South African economy grew by 3.8% in 2014 Q4

The South African economy registered a 3.8% growth rate in the fourth quarter of 2013 which will give finance minister Pravin Gordhan something to smile about when he present the 2014/15 budget today.

The fourth quarter gross domestic product (GDP) figures were released by Statistics SA yesterday and showed a remarkable recovery from the 0.9% growth registered in the third quarter. The numbers will be huge relief as they arrested a decline that was threatening to push the economy towards negative growth. However this recovery will not be sustained in the first quarter of 2014 due to a crippling strike underway in the platinum mining industry. And the the 2013 annual growth remain unimpressive at 1.9% down from 2.5% in 2012.

Overall Gordhan still has a tough job juggling the rising expenditure demands against inadequate revenue base. And he does not have much space on the borrowing field. That view is well captured in comments by Arthur  Kamp,  Sanlam Investments economist. This budget (2015/15), said Kamp, is about debt sustainability in a low growth environment. “So what the Minister has to show is a decline of levels of spending relative to GDP – and that probably means that real non-interest spending is going to be a constraint.”
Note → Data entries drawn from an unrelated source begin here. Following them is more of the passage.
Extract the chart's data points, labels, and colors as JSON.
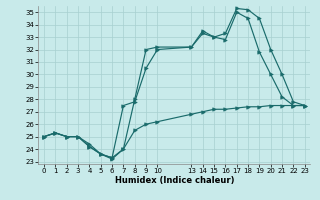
{
  "xlabel": "Humidex (Indice chaleur)",
  "bg_color": "#c8eaea",
  "grid_color": "#a8d0d0",
  "line_color": "#1a6b6b",
  "xlim": [
    -0.5,
    23.5
  ],
  "ylim": [
    22.8,
    35.5
  ],
  "yticks": [
    23,
    24,
    25,
    26,
    27,
    28,
    29,
    30,
    31,
    32,
    33,
    34,
    35
  ],
  "xticks": [
    0,
    1,
    2,
    3,
    4,
    5,
    6,
    7,
    8,
    9,
    10,
    13,
    14,
    15,
    16,
    17,
    18,
    19,
    20,
    21,
    22,
    23
  ],
  "line1_x": [
    0,
    1,
    2,
    3,
    4,
    5,
    6,
    7,
    8,
    9,
    10,
    13,
    14,
    15,
    16,
    17,
    18,
    19,
    20,
    21,
    22,
    23
  ],
  "line1_y": [
    25.0,
    25.3,
    25.0,
    25.0,
    24.4,
    23.6,
    23.2,
    24.0,
    25.5,
    26.0,
    26.2,
    26.8,
    27.0,
    27.2,
    27.2,
    27.3,
    27.4,
    27.4,
    27.5,
    27.5,
    27.5,
    27.5
  ],
  "line2_x": [
    0,
    1,
    2,
    3,
    4,
    5,
    6,
    7,
    8,
    9,
    10,
    13,
    14,
    15,
    16,
    17,
    18,
    19,
    20,
    21,
    22,
    23
  ],
  "line2_y": [
    25.0,
    25.3,
    25.0,
    25.0,
    24.2,
    23.6,
    23.3,
    27.5,
    27.8,
    30.5,
    32.0,
    32.2,
    33.3,
    33.0,
    32.8,
    35.0,
    34.5,
    31.8,
    30.0,
    28.2,
    27.5,
    27.5
  ],
  "line3_x": [
    0,
    1,
    2,
    3,
    4,
    5,
    6,
    7,
    8,
    9,
    10,
    13,
    14,
    15,
    16,
    17,
    18,
    19,
    20,
    21,
    22,
    23
  ],
  "line3_y": [
    25.0,
    25.3,
    25.0,
    25.0,
    24.2,
    23.6,
    23.3,
    24.0,
    28.0,
    32.0,
    32.2,
    32.2,
    33.5,
    33.0,
    33.3,
    35.3,
    35.2,
    34.5,
    32.0,
    30.0,
    27.8,
    27.5
  ]
}
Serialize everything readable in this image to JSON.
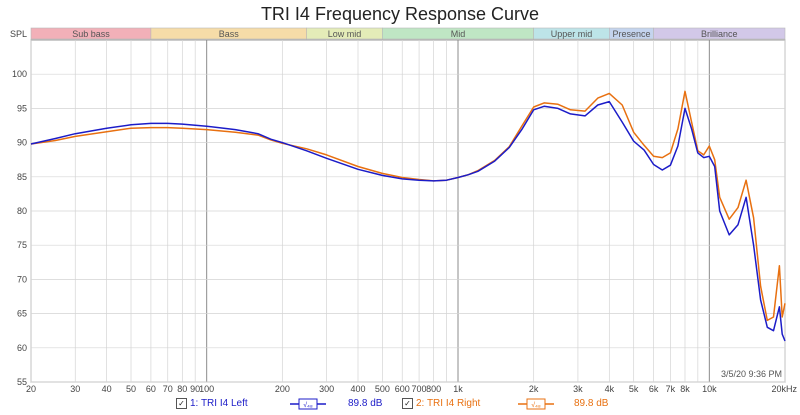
{
  "chart_data": {
    "type": "line",
    "title": "TRI I4 Frequency Response Curve",
    "ylabel": "SPL",
    "xunit_label": "20kHz",
    "xscale": "log",
    "xlim": [
      20,
      20000
    ],
    "ylim": [
      55,
      105
    ],
    "grid": true,
    "timestamp": "3/5/20 9:36 PM",
    "y_ticks": [
      55,
      60,
      65,
      70,
      75,
      80,
      85,
      90,
      95,
      100
    ],
    "x_ticks": [
      {
        "v": 20,
        "label": "20"
      },
      {
        "v": 30,
        "label": "30"
      },
      {
        "v": 40,
        "label": "40"
      },
      {
        "v": 50,
        "label": "50"
      },
      {
        "v": 60,
        "label": "60"
      },
      {
        "v": 70,
        "label": "70"
      },
      {
        "v": 80,
        "label": "80"
      },
      {
        "v": 90,
        "label": "90"
      },
      {
        "v": 100,
        "label": "100"
      },
      {
        "v": 200,
        "label": "200"
      },
      {
        "v": 300,
        "label": "300"
      },
      {
        "v": 400,
        "label": "400"
      },
      {
        "v": 500,
        "label": "500"
      },
      {
        "v": 600,
        "label": "600"
      },
      {
        "v": 700,
        "label": "700"
      },
      {
        "v": 800,
        "label": "800"
      },
      {
        "v": 1000,
        "label": "1k"
      },
      {
        "v": 2000,
        "label": "2k"
      },
      {
        "v": 3000,
        "label": "3k"
      },
      {
        "v": 4000,
        "label": "4k"
      },
      {
        "v": 5000,
        "label": "5k"
      },
      {
        "v": 6000,
        "label": "6k"
      },
      {
        "v": 7000,
        "label": "7k"
      },
      {
        "v": 8000,
        "label": "8k"
      },
      {
        "v": 10000,
        "label": "10k"
      }
    ],
    "bands": [
      {
        "name": "Sub bass",
        "from": 20,
        "to": 60,
        "color": "#f2b0b8"
      },
      {
        "name": "Bass",
        "from": 60,
        "to": 250,
        "color": "#f6dca8"
      },
      {
        "name": "Low mid",
        "from": 250,
        "to": 500,
        "color": "#e4ecb8"
      },
      {
        "name": "Mid",
        "from": 500,
        "to": 2000,
        "color": "#bfe6c4"
      },
      {
        "name": "Upper mid",
        "from": 2000,
        "to": 4000,
        "color": "#bde4e8"
      },
      {
        "name": "Presence",
        "from": 4000,
        "to": 6000,
        "color": "#c4d4ee"
      },
      {
        "name": "Brilliance",
        "from": 6000,
        "to": 20000,
        "color": "#d2c8e8"
      }
    ],
    "series": [
      {
        "name": "1: TRI I4 Left",
        "color": "#1c1cc8",
        "x": [
          20,
          25,
          30,
          40,
          50,
          60,
          70,
          80,
          100,
          130,
          160,
          180,
          200,
          250,
          300,
          400,
          500,
          600,
          700,
          800,
          900,
          1000,
          1100,
          1200,
          1400,
          1600,
          1800,
          2000,
          2200,
          2500,
          2800,
          3200,
          3600,
          4000,
          4500,
          5000,
          5500,
          6000,
          6500,
          7000,
          7500,
          8000,
          8500,
          9000,
          9500,
          10000,
          10500,
          11000,
          12000,
          13000,
          14000,
          15000,
          16000,
          17000,
          18000,
          19000,
          19500,
          20000
        ],
        "values": [
          89.8,
          90.6,
          91.3,
          92.1,
          92.6,
          92.8,
          92.8,
          92.7,
          92.4,
          91.9,
          91.3,
          90.5,
          90.0,
          88.8,
          87.7,
          86.1,
          85.2,
          84.7,
          84.5,
          84.4,
          84.5,
          84.9,
          85.3,
          85.8,
          87.3,
          89.3,
          92.0,
          94.8,
          95.3,
          95.0,
          94.2,
          93.9,
          95.5,
          96.0,
          93.0,
          90.2,
          88.9,
          86.8,
          86.0,
          86.7,
          89.5,
          95.0,
          92.0,
          88.5,
          87.8,
          88.0,
          86.5,
          80.0,
          76.5,
          78.0,
          82.0,
          75.0,
          67.0,
          63.0,
          62.5,
          66.0,
          62.0,
          61.0
        ]
      },
      {
        "name": "2: TRI I4 Right",
        "color": "#e87010",
        "x": [
          20,
          25,
          30,
          40,
          50,
          60,
          70,
          80,
          100,
          130,
          160,
          180,
          200,
          250,
          300,
          400,
          500,
          600,
          700,
          800,
          900,
          1000,
          1100,
          1200,
          1400,
          1600,
          1800,
          2000,
          2200,
          2500,
          2800,
          3200,
          3600,
          4000,
          4500,
          5000,
          5500,
          6000,
          6500,
          7000,
          7500,
          8000,
          8500,
          9000,
          9500,
          10000,
          10500,
          11000,
          12000,
          13000,
          14000,
          15000,
          16000,
          17000,
          18000,
          19000,
          19500,
          20000
        ],
        "values": [
          89.8,
          90.3,
          90.9,
          91.6,
          92.1,
          92.2,
          92.2,
          92.1,
          91.9,
          91.5,
          91.1,
          90.4,
          89.9,
          89.1,
          88.2,
          86.5,
          85.5,
          84.9,
          84.6,
          84.4,
          84.5,
          84.9,
          85.3,
          85.9,
          87.4,
          89.4,
          92.5,
          95.2,
          95.8,
          95.6,
          94.8,
          94.6,
          96.5,
          97.2,
          95.5,
          91.5,
          89.6,
          88.0,
          87.8,
          88.5,
          92.0,
          97.5,
          93.0,
          88.8,
          88.2,
          89.5,
          87.5,
          82.0,
          78.8,
          80.5,
          84.5,
          79.0,
          69.0,
          64.0,
          64.5,
          72.0,
          64.5,
          66.5
        ]
      }
    ],
    "legend": [
      {
        "checked": "✓",
        "label": "1: TRI I4 Left",
        "value": "89.8 dB",
        "color": "#1c1cc8",
        "icon": "eq-curve-icon"
      },
      {
        "checked": "✓",
        "label": "2: TRI I4 Right",
        "value": "89.8 dB",
        "color": "#e87010",
        "icon": "eq-curve-icon"
      }
    ]
  }
}
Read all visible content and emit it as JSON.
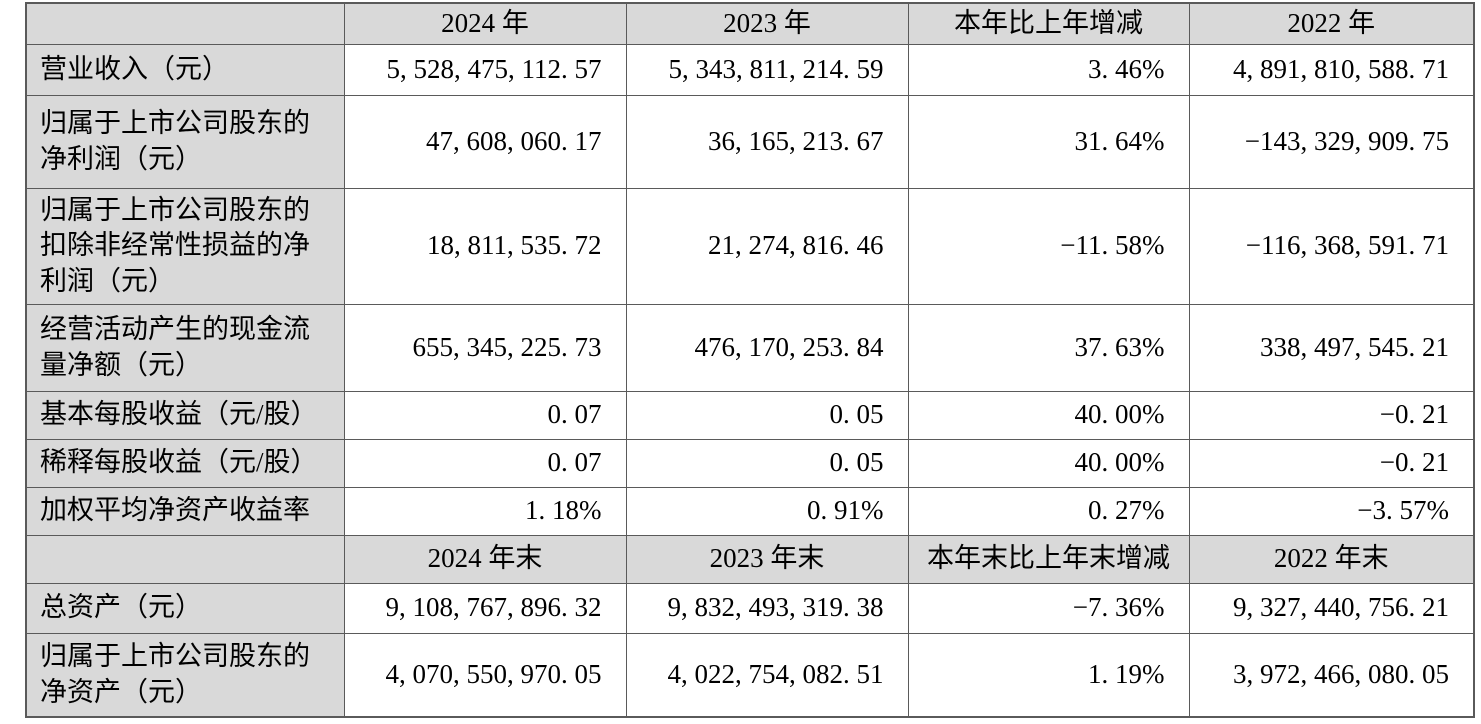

 Economists say the 3.8% growth came above consensus but it was no huge surprise.

In its note about GDP growth Nedbank Economic Unit said “As expected the economy regained some lost ground in the final quarter of last year.”

Real GDP grew by 3,8% q-o-q on a seasonally adjusted annualised basis, up from the strike-inflicted 0,7% in the third quarter and better than market expectations of 3,4%.”

In contrast to previous quarters, recoveries in the primary and secondary sectors were mainly responsible for the better-than-expected fourth quarter growth performance. Value added by agriculture rose by 6,4% q-o-q despite relatively dry conditions in some parts of the country.”

Neddbank economists also noted that “Higher output of gold, platinum and other metal ores supported the mining sector, where value added rose by 15,7%, up from 11,4% in previous quarter. The rebound in the production of vehicles following the strikes in the third quarter, coupled with higher output by the broader food and beverages as well as chemicals industries lifted valued added by manufacturing by 12,3% over the quarter off the low base established in the third quarter.”

Looking ahead the Nedbank economists said “The pace set towards the end of last year is unlikely to have been sustained in early 2014. The protracted strikes in the platinum industry will undermine mining production in the first quarter, while signs of stress on household finances following the unexpected hike in interest rates in January and rising inflationary pressures due to a weaker rand are likely to contain growth in consumer spending.”

However, said Nedbank, economic activity is expected to pick up as the year progresses. “The mining, manufacturing and construction sectors should benefit from a combination of strong global growth, a weaker rand and increased infrastructure spending by the public sector.”

They added that household spending is expected to moderate as wage growth in public sector slows, the cost of living increases due to the weaker rand and indebted consumers adjust to rising interest rates. “Overall, we expect GDP to grow by a moderate 2,6% in 2014 as a whole.”

The Nedbank team added that the better-than-expected GDP figures are unlikely to alter the policy thinking of the Reserve Bank’s Monetary Policy Committee significantly as some rebound was widely anticipated in the markets and within the Bank. “The outlook for economic growth remains moderate with significant downside risks given global challenges, weak domestic confidence, increasingly volatile financial markets, the higher cost of credit and the upcoming local elections.”

“Encouragingly, there has at least been some pause to the rand’s slide in recent weeks, although it remains very vulnerable given both the large current account and fiscal deficits and the change in global investor sentiment towards emerging markets. The Monetary Policy Committee (MPC) will probably remain hawkish until either the rand recovers lost ground more convincingly or the economy weakens sharply. We expect the MPC to hike rates once again in March, before holding steady as the rand pulls back and signs of slowing domestic demand emerge.”